Nov. 12th, 2016

torkell: (Default)
(partially x-posted to Another cunning plan, perchance? at ~the-boggyb on deviantArt)

This is not my cunning plan for NaBloPoMo - as it happens, I've yet to deploy my cunning plan (despite it potentially being so cunning that you could put a tail on it and call it a weasel...). But while searching through a crate of stuff the other day I came up with another plan entirely. I realised that although I take an awful lot of photos, very few of them make it beyond a folder on my computer.

Or, in this case, a box full of negatives and prints. See, every once in a while I try my hand at old-school photography with The Gnu's Nikon F-301 and a fistful of 35mm film.

So my new plan is to every so often pick a set of prints, scan the negatives ([livejournal.com profile] pleaseremove regularly mocks the fact that I have a SCSI card of all things in this computer, so I ought to at least make use of the film scanner it's attached to - a Nikon Coolscan III), and post the best photos here.

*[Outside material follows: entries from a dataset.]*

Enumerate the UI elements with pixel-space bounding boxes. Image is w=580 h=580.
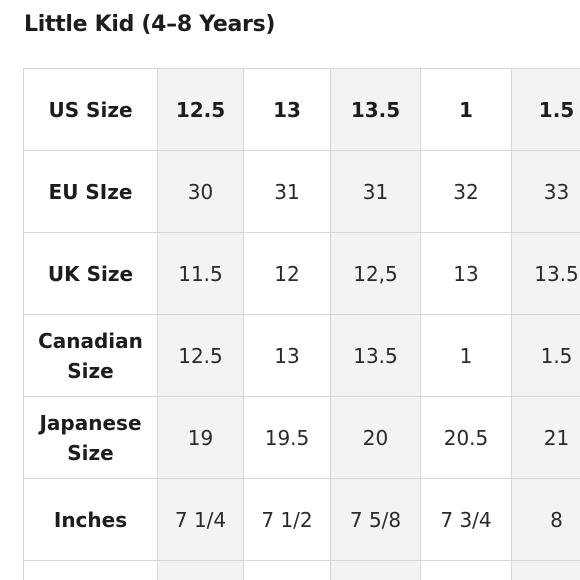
table-cell: 7 1/2 bbox=[243, 478, 331, 561]
header-cell: 1.5 bbox=[511, 68, 580, 151]
table-cell: 20 bbox=[330, 396, 421, 479]
table-cell: 7 1/4 bbox=[157, 478, 244, 561]
table-cell: 13.5 bbox=[511, 232, 580, 315]
table-cell bbox=[330, 560, 421, 580]
header-cell: 13.5 bbox=[330, 68, 421, 151]
header-cell: 1 bbox=[420, 68, 512, 151]
table-cell: 20.5 bbox=[420, 396, 512, 479]
table-cell bbox=[511, 560, 580, 580]
table-cell: 33 bbox=[511, 150, 580, 233]
row-label-inches: Inches bbox=[23, 478, 158, 561]
table-cell: 31 bbox=[330, 150, 421, 233]
table-cell: 1 bbox=[420, 314, 512, 397]
row-label-eu-size: EU SIze bbox=[23, 150, 158, 233]
table-cell bbox=[23, 560, 158, 580]
table-row: Canadian Size 12.5 13 13.5 1 1.5 bbox=[23, 314, 580, 397]
table-cell: 19.5 bbox=[243, 396, 331, 479]
table-cell: 8 bbox=[511, 478, 580, 561]
row-label-canadian-size: Canadian Size bbox=[23, 314, 158, 397]
row-label-uk-size: UK Size bbox=[23, 232, 158, 315]
table-row: Inches 7 1/4 7 1/2 7 5/8 7 3/4 8 bbox=[23, 478, 580, 561]
table-cell: 12 bbox=[243, 232, 331, 315]
table-cell: 12.5 bbox=[157, 314, 244, 397]
table-row: EU SIze 30 31 31 32 33 bbox=[23, 150, 580, 233]
table-cell bbox=[243, 560, 331, 580]
size-chart-table: US Size 12.5 13 13.5 1 1.5 EU SIze 30 31… bbox=[23, 68, 580, 580]
table-header-row: US Size 12.5 13 13.5 1 1.5 bbox=[23, 68, 580, 151]
table-cell: 21 bbox=[511, 396, 580, 479]
table-cell: 19 bbox=[157, 396, 244, 479]
table-cell: 12,5 bbox=[330, 232, 421, 315]
page-title: Little Kid (4–8 Years) bbox=[24, 12, 276, 37]
table-cell: 13.5 bbox=[330, 314, 421, 397]
row-label-us-size: US Size bbox=[23, 68, 158, 151]
table-cell: 13 bbox=[420, 232, 512, 315]
table-cell: 1.5 bbox=[511, 314, 580, 397]
table-cell: 31 bbox=[243, 150, 331, 233]
table-cell bbox=[420, 560, 512, 580]
table-cell: 13 bbox=[243, 314, 331, 397]
table-cell: 7 5/8 bbox=[330, 478, 421, 561]
table-row-cut-off bbox=[23, 560, 580, 580]
header-cell: 13 bbox=[243, 68, 331, 151]
table-cell: 32 bbox=[420, 150, 512, 233]
table-row: Japanese Size 19 19.5 20 20.5 21 bbox=[23, 396, 580, 479]
size-chart-table-wrapper: US Size 12.5 13 13.5 1 1.5 EU SIze 30 31… bbox=[23, 68, 580, 580]
header-cell: 12.5 bbox=[157, 68, 244, 151]
table-cell: 30 bbox=[157, 150, 244, 233]
table-cell: 11.5 bbox=[157, 232, 244, 315]
table-cell: 7 3/4 bbox=[420, 478, 512, 561]
table-cell bbox=[157, 560, 244, 580]
table-row: UK Size 11.5 12 12,5 13 13.5 bbox=[23, 232, 580, 315]
row-label-japanese-size: Japanese Size bbox=[23, 396, 158, 479]
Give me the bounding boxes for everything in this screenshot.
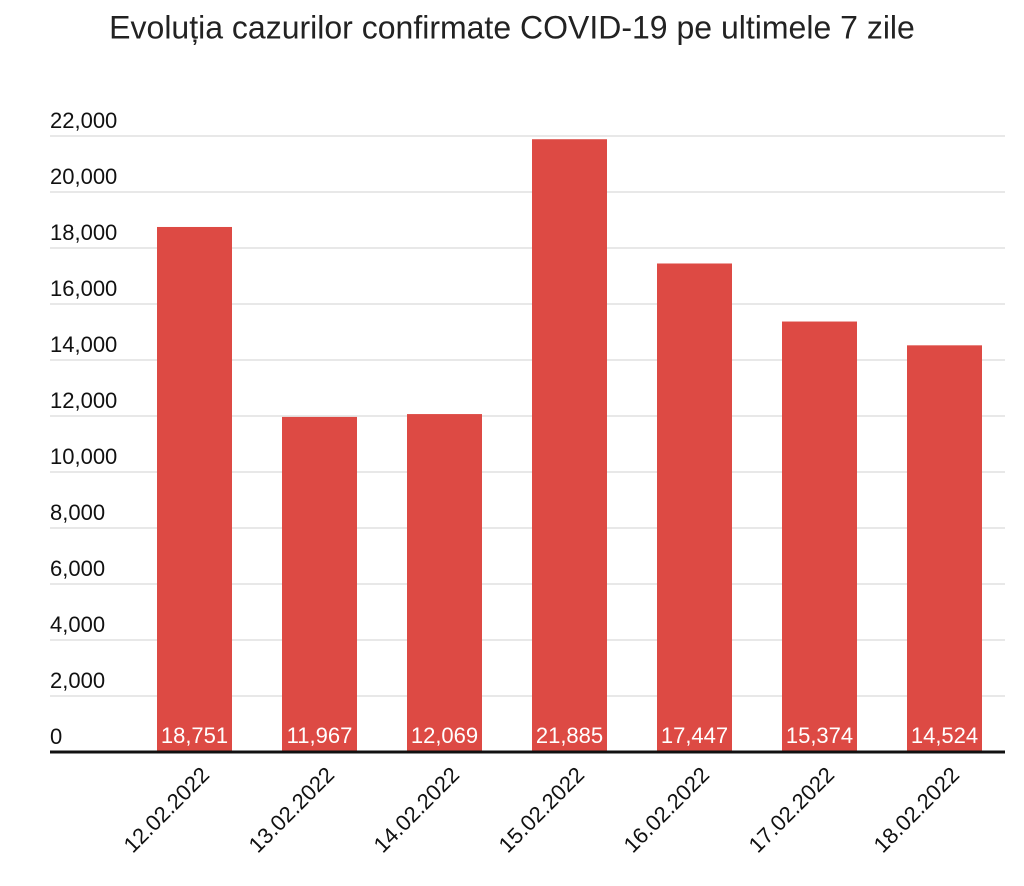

How long will this last? Who knows. You never know, I may keep up with this plan long enough to run out of 35mm negatives and dig out the disc films from the distant past...
torkell: (Default)
Scanning 35mm negatives is a tricky job - the default settings have a tendency to be very dull, with a poor colour cast and no detail in dark areas. Now, I can't be bothered with trying for a perfect scan but I'm certainly happy to tweak things a little to get a better result, and the easiest tweak appears to be to tell VueScan just what type of film I'm using. Boots own-brand makes this trickier, but I did some poking around and found out that Boots stuff is most likely rebranded Fujifilm and the DX barcode (the black stripes next to the sprocket holes) can be decoded to work out just what it is - I used DXsim to decode the barcode, and then the Dexter database to decode the barcode. Other tweaks are setting the colour balance to "White balance", white and black points to 5% (i.e. the top/bottom 5% of the input range is clamped - this increases the contrast), and enabling light infrared cleaning.

To keep track of which films I've been through, I'm using the stickers that Boots marked them with when processing them. I've not run into any duplicates yet...

Anyway, enough photographic mumbo-jumbo. Today's film is... *digs through box* blue 1624! This is a roll of Boots own-brand ISO 200 (DX number 001304, so actually Fujicolor 200 - I'm scanning as "Fuji Super G 200") containing photos from my time at university, probably late 3rd-year. In fact, they may well be the photos I alluded to in this post!